肉厚でしっかりしていて、出汁が出そうな雰囲気がぷんぷんしている。
色こそあまりでないが、香りはフグのひれ酒と比べてもなにも変わらない。
飲んでみると、旨み成分が濃く、ゼラチンのようなとろみも感じられて大変結構なお味に。
こんなに美味いなら、危ない思いしてフグの鰭を手に入れる必要はないなぁ…
飲んだ後はポカポカとしているが、ただの熱燗を飲んだときも同じようにポカポカしていたと思うので、特別なものではないと思われる。
味:★★★★☆
価格:★★☆☆☆
翌日はミノカサゴ。
ウマズラハギと比べると薄くて頼りない感じがするが…
意外にもしっかりとした風味が出て、香りも強い。
ただ、美味しいかと言われると…
ウマズラハギは焦げるまで焼いても焦げ臭さは出ず、ウイスキーの樽香のような上品な風味がプラスされたが、ミノカサゴではサンマの焦げた皮を食べた時のように、苦みの後に僅かな生臭みを感じた。
おそらく鰭が薄いので、しっかりと焦げ目をつけるまで焼くことができず、生臭みが残ってしまったのではないだろうか。
旨味は同様に出ているのだろうけど、全体としてはあまりできは良くない。
飲んだ後も、ポカポカするどころか逆に寒くなった(臭くてあまり飲めなかったので)ぐらいでこちらも期待外れ。
味:★☆☆☆☆
価格:★★☆☆☆
刺毒を持ってるフグとかカワハギとかいないかしら
というわけで刺毒の有無とは別のところで比較することになってしまい、あまり満足のいく結果にはならなかった。
肉厚でしっかりとした毒鰭を持つ魚がいればいいけど、それでもフグ目のひれ酒にかなうやつらは居るかなぁ…
そういえば、ハコフグが皮膚から分泌する毒「パフトキシン」って、人体に影響はないって聞いたけど、ひれ酒にしてもいいものか…
いや、それ以前に奴らの粘液、とんでもなく生臭いから駄目だな…
コメント
鰭酒に拘らず、ハオコゼなら骨酒にしてしまえば旨いんでないかな。
昔タモリ倶楽部で鰭酒選手権だかなんかやってましたよね。
ヒザラガイやアメフラシで当たるのはめんどくさいですね。
アメフラシはたいしてうまくもないからどうでもいいか。
でも機会あったらあの卵は楽しい食感だから是非食べてみてほしい。
自己責任ですがw
せつなさま
骨酒は絶対にうまいと思います。
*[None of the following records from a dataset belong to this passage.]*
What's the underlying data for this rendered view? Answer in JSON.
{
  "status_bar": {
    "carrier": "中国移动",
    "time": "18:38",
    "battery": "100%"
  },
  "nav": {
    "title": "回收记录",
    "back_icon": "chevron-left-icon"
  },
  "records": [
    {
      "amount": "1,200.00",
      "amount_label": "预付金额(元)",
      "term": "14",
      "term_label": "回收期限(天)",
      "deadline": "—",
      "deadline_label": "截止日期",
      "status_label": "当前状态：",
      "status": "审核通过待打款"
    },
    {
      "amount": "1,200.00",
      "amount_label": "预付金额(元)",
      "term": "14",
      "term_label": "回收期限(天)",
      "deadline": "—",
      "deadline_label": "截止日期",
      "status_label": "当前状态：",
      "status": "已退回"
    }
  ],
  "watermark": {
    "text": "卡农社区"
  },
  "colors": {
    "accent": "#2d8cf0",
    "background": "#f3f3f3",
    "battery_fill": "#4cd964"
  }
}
ハオコゼなんてサイズ的にもちょうどいいですよね。今回は鰭だけ何となく保存してたんでやってみました。
ウミソウメンは一度試してみたいですけど、ホントに怖いですw死んじゃうんじゃないかと思います。
隠岐のアメフラシは毒がないなんて言いますよね。ウミソウメンも大丈夫なのかな?